Having proved that something or someone caused something else to happen (as is logical through the process of induction: every effect has a cause), we can then examine the evidence and develop a theory as to how we think the cigarette ash or the universe got to be where and how it was or is.
This is where many people assume that the conflict between science and religion comes in. Can we prove scientifically (that is, through the process of deduction) that our suspect smoked that cigarette and dropped the ash, or that God operated in such and such a way, "Big Bang" or direct creation, and so brought the universe into being?
No!
As any viewer of popular crime shows or reader of detective novels knows, there can be some (usually extremely unlikely) plot twists before we find that somebody else (the real criminal) framed the suspect by collecting fallen ash and some DNA and planting it on the scene or some other equally improbably (but possible) act, or that scientists differ, sometimes wildly, on the specifics of how the universe came into being. There is evidence, of course, that the Big Bang caused the universe, but none at all that God (Big Man) caused the Big Bang . . . until we apply inductive reasoning to the theory we've developed based on empirical evidence, and conclude that something caused the Big Bang, and that Something must, logically, have been God. How? We can't prove that scientifically. We are forced to go to whatever faith we happen to believe in for details of that sort, and they don't usually get into that as being beyond their competence.
The bottom line is that, until we can get a suspect on the witness stand and force a confession, or produce an eyewitness, we cannot prove who committed a crime (and even eye witness accounts are chancy). It's all circumstantial evidence. Similarly, we can't prove that the Big Bang caused the universe until, surprisingly, we can ask God how He did it, which fact we CAN prove through inductive reasoning.
Galileo? "Everybody knows" that he got into trouble with the Inquisition for teaching that the earth goes around the sun.

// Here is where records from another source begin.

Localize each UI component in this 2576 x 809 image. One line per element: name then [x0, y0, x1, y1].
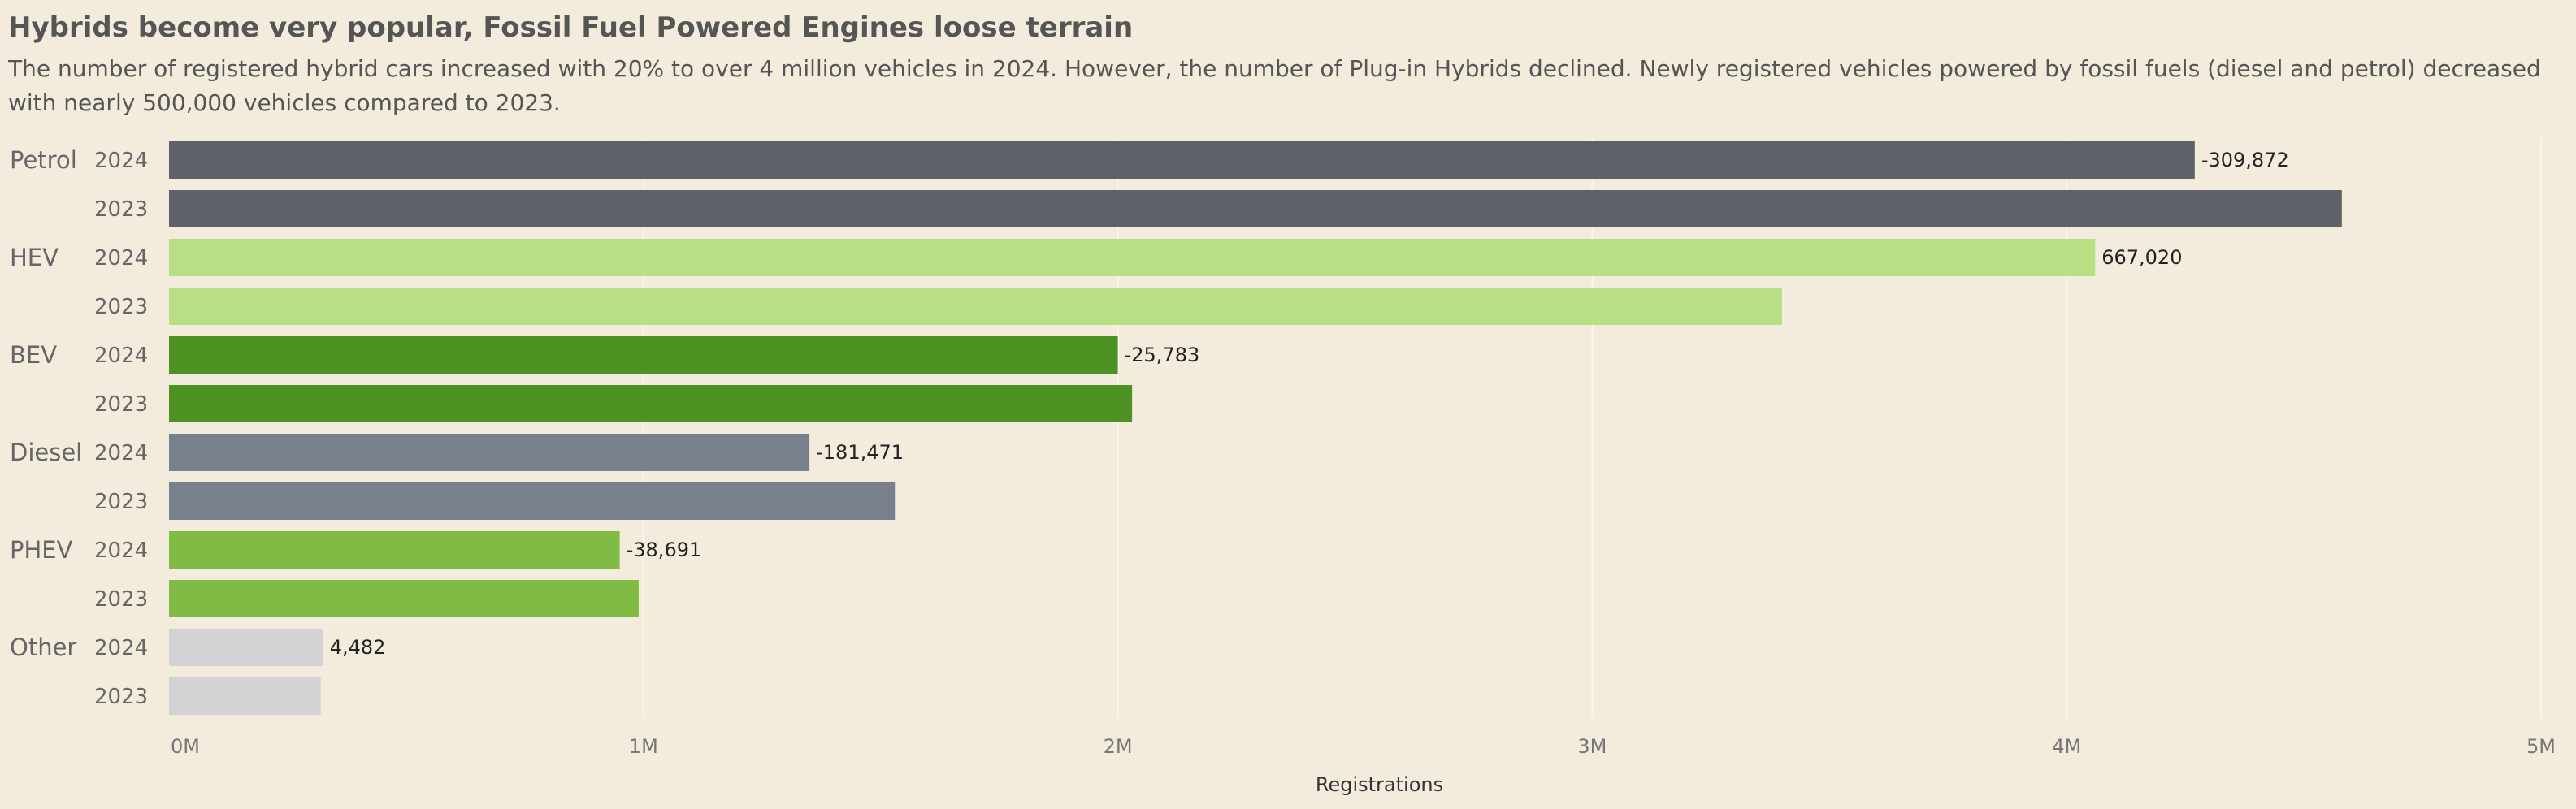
bar: [169, 385, 1133, 422]
bar: [169, 531, 620, 569]
year-label: 2023: [94, 295, 148, 319]
bar-value-label: -181,471: [816, 441, 904, 464]
bar-value-label: -25,783: [1125, 344, 1200, 366]
category-label: Other: [10, 634, 76, 661]
bar: [169, 190, 2342, 227]
x-tick-label: 1M: [629, 735, 658, 758]
bar-value-label: 4,482: [330, 636, 386, 659]
category-label: HEV: [10, 244, 59, 271]
x-tick-label: 2M: [1104, 735, 1133, 758]
category-label: Petrol: [10, 146, 77, 174]
year-label: 2024: [94, 246, 148, 270]
bar: [169, 434, 810, 471]
year-label: 2024: [94, 539, 148, 563]
year-label: 2024: [94, 149, 148, 173]
x-tick-label: 0M: [171, 735, 200, 758]
x-tick-label: 4M: [2052, 735, 2081, 758]
bar: [169, 677, 321, 715]
bar: [169, 629, 323, 666]
bar: [169, 336, 1118, 374]
year-label: 2024: [94, 441, 148, 465]
year-label: 2023: [94, 587, 148, 612]
x-tick-label: 3M: [1577, 735, 1607, 758]
bar-value-label: -38,691: [627, 539, 702, 561]
year-label: 2024: [94, 344, 148, 368]
category-label: PHEV: [10, 536, 73, 564]
x-axis-title: Registrations: [1316, 773, 1443, 796]
bar: [169, 580, 639, 617]
year-label: 2023: [94, 392, 148, 417]
year-label: 2023: [94, 197, 148, 222]
category-label: Diesel: [10, 439, 82, 466]
bar-value-label: -309,872: [2201, 149, 2289, 171]
year-label: 2024: [94, 636, 148, 660]
bar: [169, 141, 2195, 179]
year-label: 2023: [94, 685, 148, 709]
bar: [169, 482, 896, 520]
chart-title: Hybrids become very popular, Fossil Fuel…: [8, 11, 1134, 44]
year-label: 2023: [94, 490, 148, 514]
chart-subtitle: The number of registered hybrid cars inc…: [8, 55, 2541, 116]
bar: [169, 288, 1782, 325]
bar-value-label: 667,020: [2101, 246, 2182, 269]
category-label: BEV: [10, 341, 57, 369]
x-tick-label: 5M: [2526, 735, 2556, 758]
bar: [169, 239, 2096, 276]
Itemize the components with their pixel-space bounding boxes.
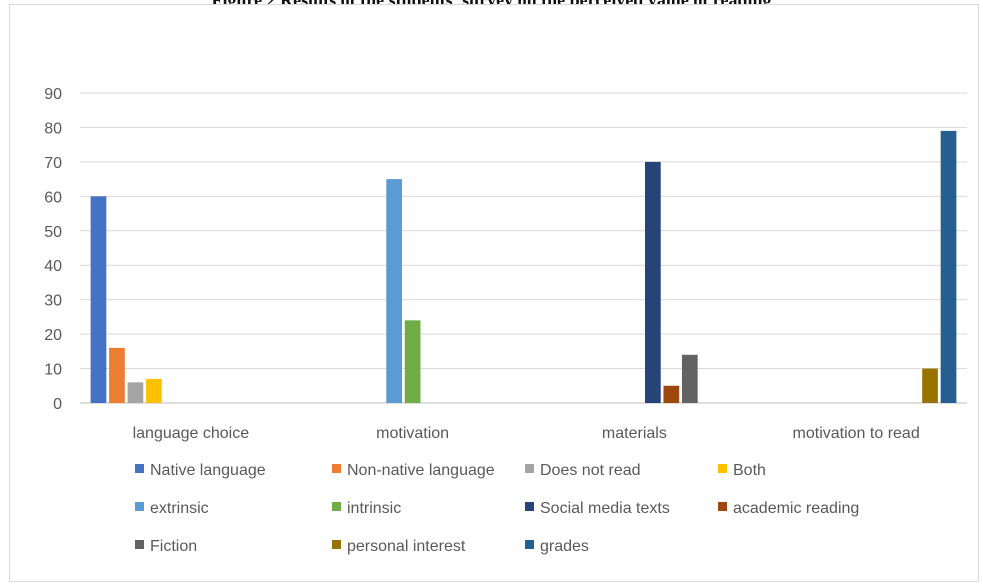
legend-label: personal interest xyxy=(347,538,466,555)
y-tick-label: 80 xyxy=(44,120,62,137)
bar xyxy=(404,320,421,403)
y-axis: 0 10 20 30 40 50 60 70 80 90 xyxy=(44,86,62,413)
legend-label: Fiction xyxy=(150,538,197,555)
bar xyxy=(127,382,144,403)
bar-chart: 0 10 20 30 40 50 60 70 80 90 language choice motiv… xyxy=(44,86,967,555)
bar xyxy=(386,179,402,403)
y-tick-label: 0 xyxy=(53,396,62,413)
legend-label: grades xyxy=(540,538,589,555)
y-tick-label: 30 xyxy=(44,293,62,310)
legend-item: Non-native language xyxy=(332,462,495,479)
gridlines xyxy=(80,92,967,404)
legend-item: personal interest xyxy=(332,538,466,555)
legend-swatch xyxy=(525,502,534,511)
legend-swatch xyxy=(332,502,341,511)
legend-label: intrinsic xyxy=(347,500,401,517)
x-category-label: motivation xyxy=(376,425,449,442)
legend-item: extrinsic xyxy=(135,500,209,517)
bar xyxy=(681,354,698,403)
legend-swatch xyxy=(135,502,144,511)
legend-label: Does not read xyxy=(540,462,641,479)
legend-item: Does not read xyxy=(525,462,641,479)
legend-swatch xyxy=(332,464,341,473)
bar xyxy=(146,378,162,403)
legend-item: Both xyxy=(718,462,766,479)
bar xyxy=(663,385,680,403)
y-tick-label: 70 xyxy=(44,155,62,172)
bar xyxy=(90,196,107,403)
x-category-label: motivation to read xyxy=(793,425,920,442)
y-tick-label: 60 xyxy=(44,189,62,206)
legend-swatch xyxy=(135,464,144,473)
bar xyxy=(922,368,938,403)
legend-swatch xyxy=(718,464,727,473)
legend: Native language Non-native language Does n… xyxy=(135,462,859,555)
x-category-label: language choice xyxy=(133,425,250,442)
legend-label: Non-native language xyxy=(347,462,495,479)
legend-swatch xyxy=(525,540,534,549)
legend-swatch xyxy=(718,502,727,511)
legend-swatch xyxy=(332,540,341,549)
legend-label: Native language xyxy=(150,462,266,479)
legend-label: Both xyxy=(733,462,766,479)
legend-label: academic reading xyxy=(733,500,859,517)
legend-label: Social media texts xyxy=(540,500,670,517)
legend-swatch xyxy=(135,540,144,549)
x-category-label: materials xyxy=(602,425,667,442)
bars xyxy=(90,130,957,403)
bar xyxy=(645,161,661,403)
y-tick-label: 40 xyxy=(44,258,62,275)
legend-swatch xyxy=(525,464,534,473)
chart-frame: 0 10 20 30 40 50 60 70 80 90 language choice motiv… xyxy=(9,4,979,582)
legend-item: Fiction xyxy=(135,538,197,555)
legend-item: intrinsic xyxy=(332,500,401,517)
bar xyxy=(940,130,957,403)
legend-item: Social media texts xyxy=(525,500,670,517)
legend-label: extrinsic xyxy=(150,500,209,517)
x-axis: language choice motivation materials motiva… xyxy=(133,425,920,442)
y-tick-label: 90 xyxy=(44,86,62,103)
y-tick-label: 20 xyxy=(44,327,62,344)
legend-item: academic reading xyxy=(718,500,859,517)
y-tick-label: 50 xyxy=(44,224,62,241)
legend-item: grades xyxy=(525,538,589,555)
bar xyxy=(109,347,125,403)
y-tick-label: 10 xyxy=(44,362,62,379)
legend-item: Native language xyxy=(135,462,266,479)
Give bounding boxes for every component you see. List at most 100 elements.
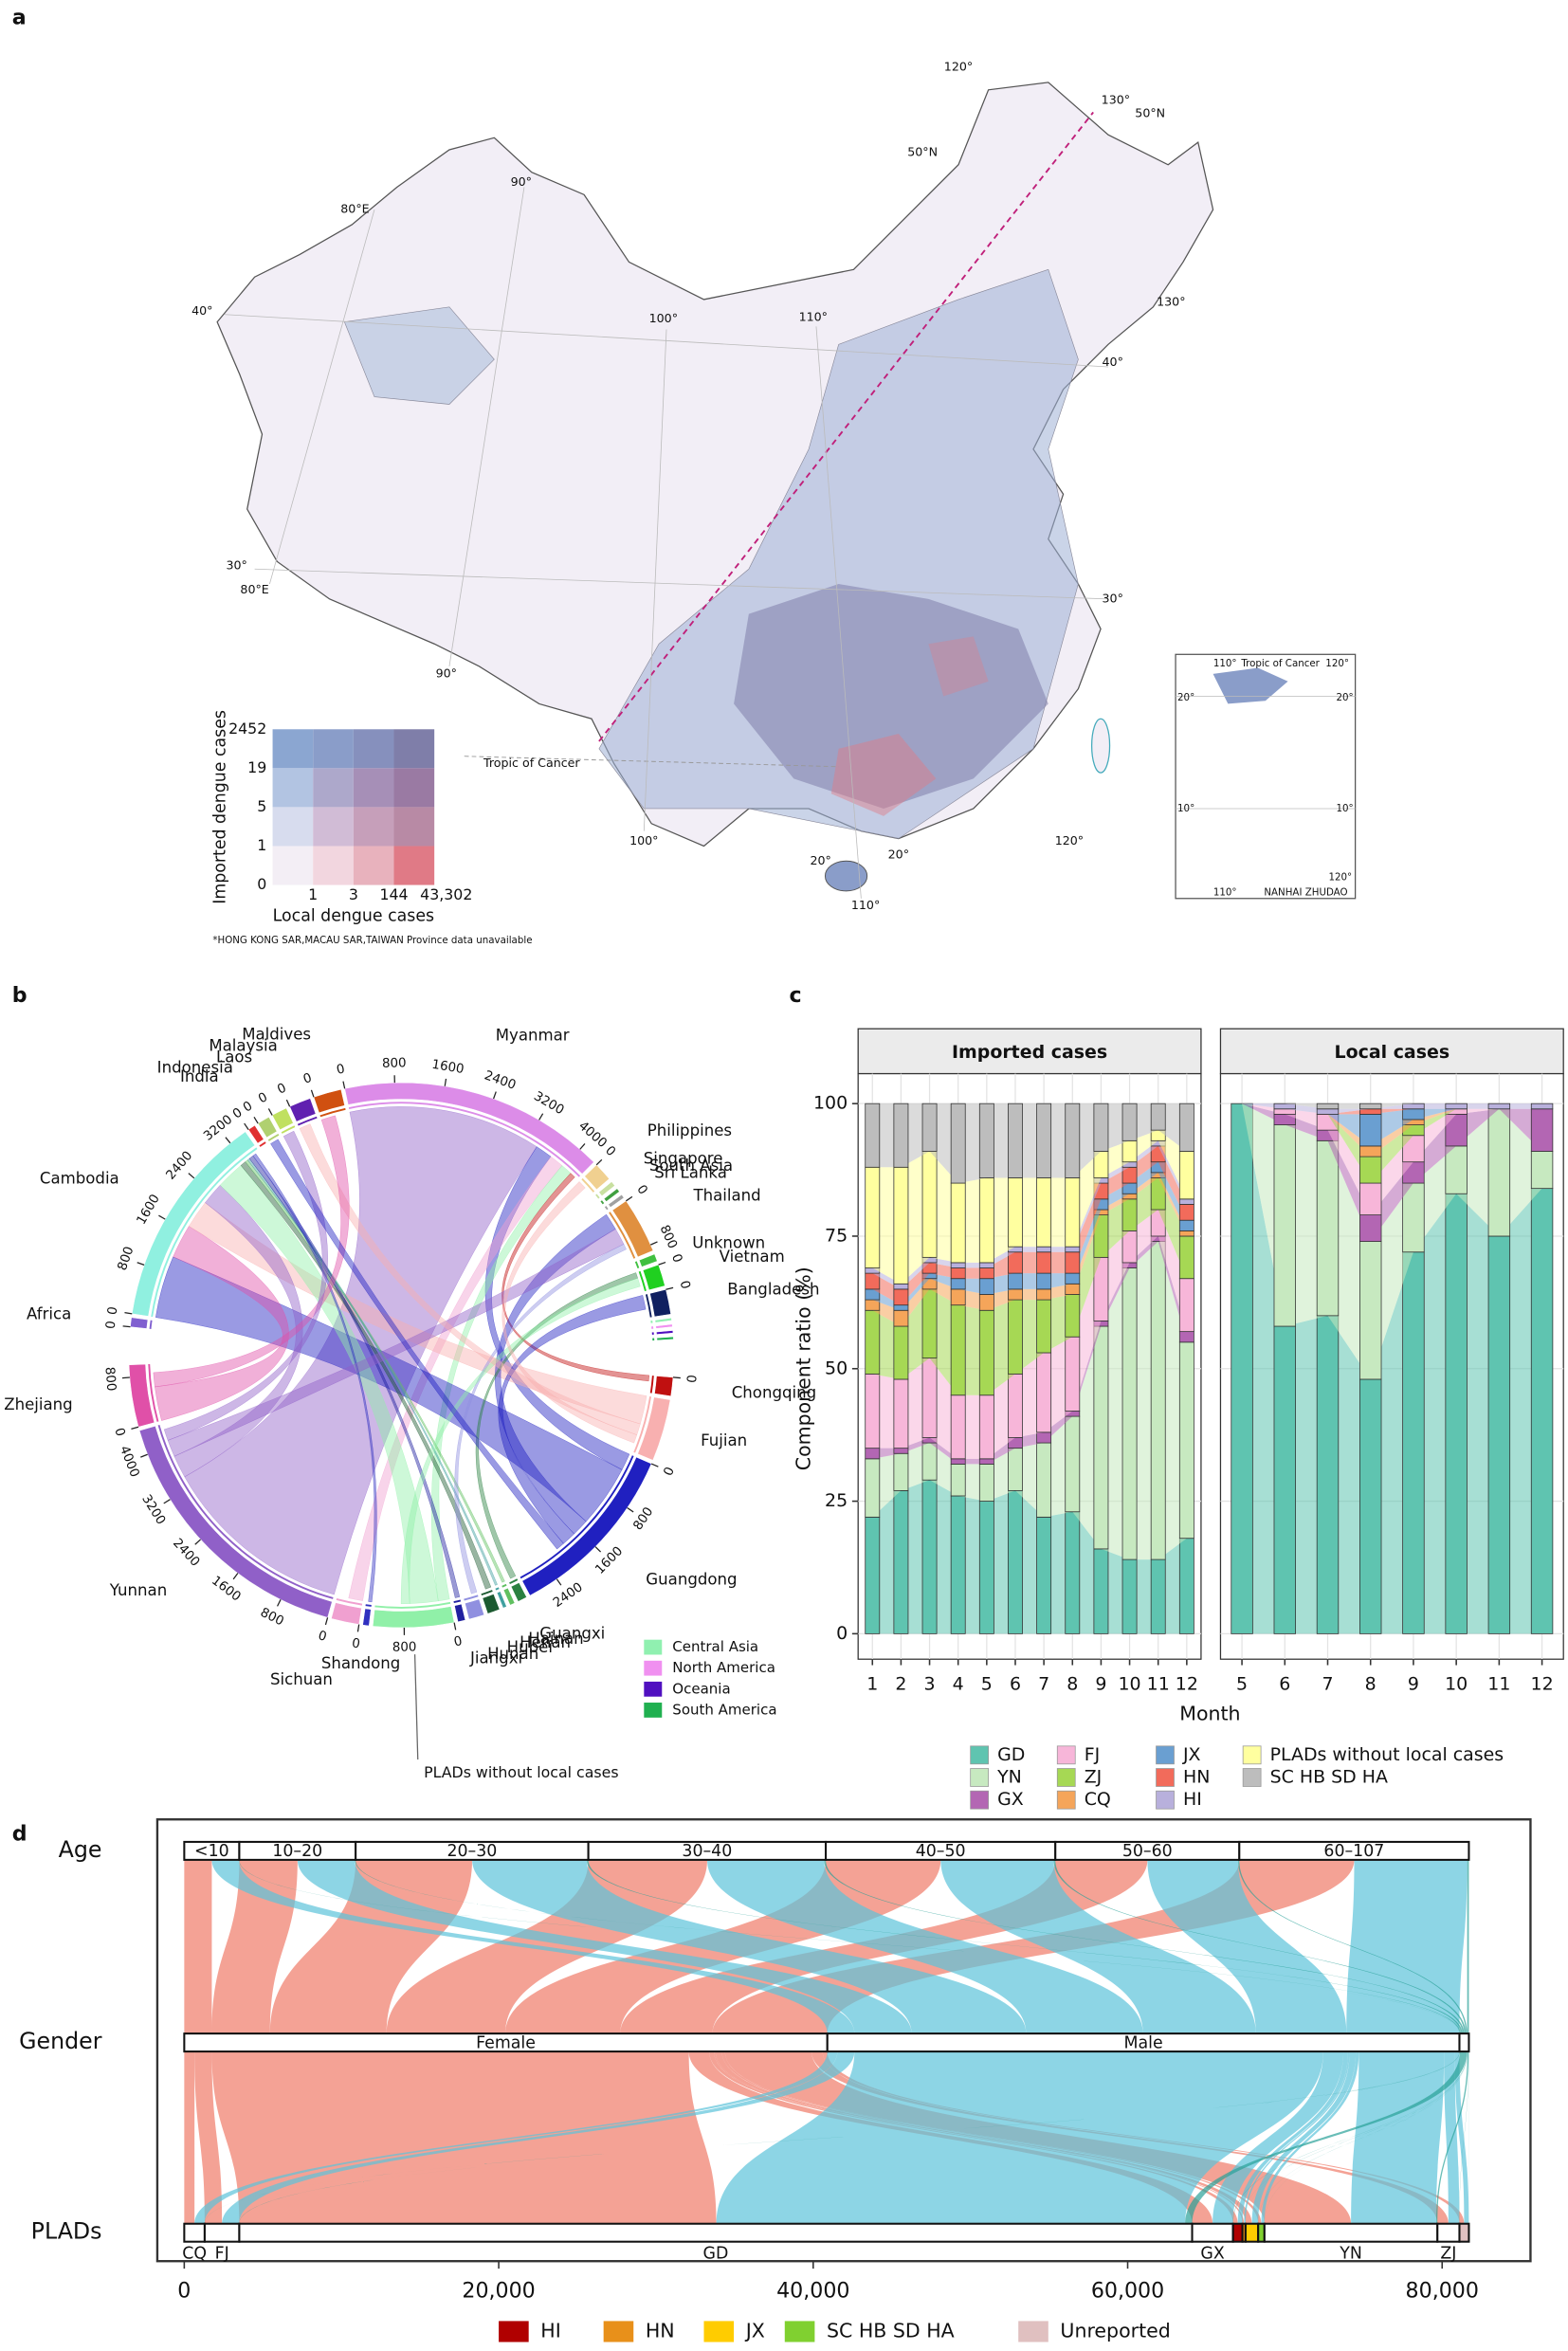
segment-label: Laos xyxy=(216,1048,252,1066)
region-local xyxy=(830,734,937,816)
legend-swatch xyxy=(970,1768,990,1787)
chord-tick-label: 800 xyxy=(382,1056,407,1071)
chord-arc xyxy=(128,1363,155,1428)
panel-label: b xyxy=(12,983,27,1008)
row-label: Age xyxy=(59,1836,102,1863)
flow-ribbon xyxy=(238,1859,1460,2034)
bar-segment xyxy=(1178,1278,1194,1333)
chord-ribbon xyxy=(430,1165,572,1602)
chord-ribbon xyxy=(299,1123,641,1435)
chord-tick-label: 0 xyxy=(105,1305,120,1316)
bar-segment xyxy=(1065,1272,1081,1285)
bar-segment xyxy=(1036,1516,1052,1634)
chord-arc xyxy=(271,1107,294,1131)
inset-land xyxy=(1212,667,1288,704)
bar-segment xyxy=(921,1479,938,1634)
stack-area xyxy=(1242,1103,1542,1146)
stratum xyxy=(238,2222,1194,2243)
flow-ribbon xyxy=(1232,2051,1468,2224)
bar-segment xyxy=(1065,1251,1081,1274)
bivariate-legend: 2452 19 5 1 0 1 3 144 43,302 Imported dengue case… xyxy=(210,710,532,946)
inset-label: 120° xyxy=(1328,872,1352,884)
inset-label: 110° xyxy=(1213,886,1237,898)
chord-tick xyxy=(277,1599,282,1607)
bar-segment xyxy=(950,1495,966,1634)
bar-segment xyxy=(921,1288,938,1358)
bar-segment xyxy=(1036,1299,1052,1354)
segment-label: Africa xyxy=(27,1305,71,1323)
panel-label: c xyxy=(790,983,802,1008)
bar-segment xyxy=(893,1103,909,1168)
chord-ribbon xyxy=(173,1184,303,1478)
x-tick-label: 11 xyxy=(1147,1674,1170,1695)
bar-segment xyxy=(1036,1246,1052,1253)
flow-ribbon xyxy=(1251,2051,1357,2224)
chord-ribbon xyxy=(498,1295,647,1544)
bar-segment xyxy=(1065,1283,1081,1295)
bivariate-cell xyxy=(272,729,314,769)
legend-x-tick: 43,302 xyxy=(420,885,472,903)
bar-segment xyxy=(1316,1108,1340,1115)
bar-segment xyxy=(1487,1235,1511,1634)
flow-ribbon xyxy=(824,1859,1465,2034)
x-tick-label: 12 xyxy=(1176,1674,1198,1695)
bivariate-cell xyxy=(393,846,435,885)
chord-arc xyxy=(510,1582,527,1602)
bar-segment xyxy=(1008,1103,1023,1178)
map-label: 30° xyxy=(1103,591,1123,605)
chord-arc xyxy=(656,1336,674,1341)
legend-swatch xyxy=(1156,1768,1175,1787)
bivariate-cell xyxy=(272,807,314,847)
bar-segment xyxy=(1036,1352,1052,1433)
legend-swatch xyxy=(644,1660,663,1676)
legend-x-tick: 144 xyxy=(379,885,408,903)
bar-segment xyxy=(921,1103,938,1152)
map-label: 20° xyxy=(811,853,831,867)
chord-inner-arc xyxy=(336,1598,363,1606)
chord-inner-arc xyxy=(604,1206,609,1211)
bar-segment xyxy=(1008,1299,1023,1375)
flow-ribbon xyxy=(194,2051,838,2224)
graticule xyxy=(815,326,862,899)
bivariate-cell xyxy=(272,846,314,885)
bar-segment xyxy=(978,1464,994,1502)
tropic-line xyxy=(464,756,839,768)
bar-segment xyxy=(1445,1103,1468,1110)
bivariate-cell xyxy=(272,768,314,808)
flow-ribbon xyxy=(204,2051,1460,2224)
bar-segment xyxy=(865,1373,881,1449)
bar-segment xyxy=(865,1458,881,1518)
chord-arc xyxy=(656,1330,674,1335)
segment-label: Unknown xyxy=(692,1233,765,1251)
hainan xyxy=(824,860,868,892)
bivariate-cell xyxy=(313,729,354,769)
chord-arc xyxy=(257,1117,278,1139)
bar-segment xyxy=(893,1166,909,1285)
inset-label: 20° xyxy=(1336,692,1353,703)
segment-label: Sri Lanka xyxy=(654,1163,727,1181)
segment-label: Maldives xyxy=(242,1026,311,1044)
map-label: 90° xyxy=(511,174,532,189)
x-tick-label: 10 xyxy=(1445,1674,1468,1695)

Unfortunately, what "everyone knows" is slightly wrong. What Galileo got into trouble for was demanding that the official interpretation of the Bible had to change to accommodate to his discoveries. When the Inquisition said that he would have to prove his theories before any change could take place, Galileo failed to make his case. His "theory of tides," if you'll pardon the expression, didn't hold water, as the top scientists of the day realized. Geocentricism was not, in fact, proved until 1828 when an astronomer established a parallax on Proxima Centauri, demonstrating (finally) that Galileo's theory was a scientific fact . . . only not for the reasons Galileo believed!